Santos returned to Rio where, aged 14, he slept rough and worked as a newspaper seller. Then in 1942, after Brazil declared war on Germany, he joined the navy as a taifeiro, waiting on tables and washing up.
He had gone from working for Nazis, to fighting them.
"I was just fulfilling what Brazil needed to do," says Santos. "I couldn't have hate for Hitler - I didn't know the guy! I didn't know who he was."
Santos went on patrol in Europe and then spent much of World War Two working on ships hunting submarines off the Brazilian coast.
Today Santos is known locally by his nickname Marujo - "sailor" - and proudly shows off a certificate and medal that recognises his war service. But he is also famous for another reason - as one of Brazil's top footballers of the 1940s, becoming a midfielder for some of the biggest teams in Brazil.

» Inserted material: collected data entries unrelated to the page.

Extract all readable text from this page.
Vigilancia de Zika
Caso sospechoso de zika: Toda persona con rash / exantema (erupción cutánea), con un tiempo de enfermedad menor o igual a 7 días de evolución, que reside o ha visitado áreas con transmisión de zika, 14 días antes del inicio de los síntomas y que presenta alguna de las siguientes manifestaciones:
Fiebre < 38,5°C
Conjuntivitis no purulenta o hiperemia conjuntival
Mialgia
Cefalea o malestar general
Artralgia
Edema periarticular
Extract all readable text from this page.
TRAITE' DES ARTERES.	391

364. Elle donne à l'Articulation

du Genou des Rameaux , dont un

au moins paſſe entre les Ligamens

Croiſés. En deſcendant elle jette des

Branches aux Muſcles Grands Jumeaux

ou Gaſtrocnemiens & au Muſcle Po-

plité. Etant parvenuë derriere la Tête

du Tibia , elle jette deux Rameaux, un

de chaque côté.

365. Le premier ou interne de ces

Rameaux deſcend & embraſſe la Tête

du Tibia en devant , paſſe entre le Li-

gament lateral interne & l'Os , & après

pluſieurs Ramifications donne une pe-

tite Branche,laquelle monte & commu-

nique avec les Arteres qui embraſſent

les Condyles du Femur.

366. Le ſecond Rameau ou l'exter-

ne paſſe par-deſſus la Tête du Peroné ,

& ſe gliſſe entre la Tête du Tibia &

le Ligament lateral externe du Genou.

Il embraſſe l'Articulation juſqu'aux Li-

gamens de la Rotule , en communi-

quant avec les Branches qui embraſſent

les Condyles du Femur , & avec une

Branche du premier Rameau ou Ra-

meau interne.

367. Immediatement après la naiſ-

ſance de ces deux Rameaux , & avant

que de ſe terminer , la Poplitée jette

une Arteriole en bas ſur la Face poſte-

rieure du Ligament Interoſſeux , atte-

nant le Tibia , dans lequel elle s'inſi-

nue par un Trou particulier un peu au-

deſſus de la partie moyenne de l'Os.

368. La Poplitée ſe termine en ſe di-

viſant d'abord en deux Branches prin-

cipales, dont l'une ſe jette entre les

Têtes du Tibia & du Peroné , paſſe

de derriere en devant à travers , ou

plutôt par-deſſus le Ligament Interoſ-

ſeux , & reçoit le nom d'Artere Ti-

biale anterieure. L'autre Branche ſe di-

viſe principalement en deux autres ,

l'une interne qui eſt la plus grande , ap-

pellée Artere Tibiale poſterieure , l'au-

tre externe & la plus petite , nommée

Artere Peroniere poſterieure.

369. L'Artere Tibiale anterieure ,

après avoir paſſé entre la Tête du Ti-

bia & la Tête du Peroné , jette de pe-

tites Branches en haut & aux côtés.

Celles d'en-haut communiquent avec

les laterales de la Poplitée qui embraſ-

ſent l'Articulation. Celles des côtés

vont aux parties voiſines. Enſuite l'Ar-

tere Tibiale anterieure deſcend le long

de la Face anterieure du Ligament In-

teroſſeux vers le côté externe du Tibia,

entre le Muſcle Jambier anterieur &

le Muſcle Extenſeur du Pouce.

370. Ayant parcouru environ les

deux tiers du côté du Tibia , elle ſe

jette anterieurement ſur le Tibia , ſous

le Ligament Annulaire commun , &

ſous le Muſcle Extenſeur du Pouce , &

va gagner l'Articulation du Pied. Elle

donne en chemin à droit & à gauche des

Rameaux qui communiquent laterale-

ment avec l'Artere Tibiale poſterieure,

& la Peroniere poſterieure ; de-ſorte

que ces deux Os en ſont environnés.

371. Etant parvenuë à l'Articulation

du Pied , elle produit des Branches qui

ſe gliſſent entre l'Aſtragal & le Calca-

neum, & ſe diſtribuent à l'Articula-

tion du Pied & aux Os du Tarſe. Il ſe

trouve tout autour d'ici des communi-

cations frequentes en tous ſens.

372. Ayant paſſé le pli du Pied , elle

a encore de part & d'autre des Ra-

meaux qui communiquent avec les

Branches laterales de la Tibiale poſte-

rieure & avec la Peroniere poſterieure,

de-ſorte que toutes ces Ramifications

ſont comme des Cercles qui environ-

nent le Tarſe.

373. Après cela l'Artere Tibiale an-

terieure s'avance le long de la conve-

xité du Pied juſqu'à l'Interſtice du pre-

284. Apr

"At that time professional players didn't exist, it was all amateur," says Santos. "I played for Fluminense, Botafogo, Vasco da Gama. The players were all newspaper sellers and shoeshine boys."
Nowadays Santos lives a quiet life in south-western Brazil with Guilhermina, his wife of 61 years.
"I like to play my trumpet, I like to sit on the veranda, I like to have a cold beer. I have a lot of friends and they pass by and chat," he says.
Memories of the farm, though, are impossible to escape.
"Anyone who says they have had a good life since they were born is lying," he says. "Everyone has something bad that has happened in their life."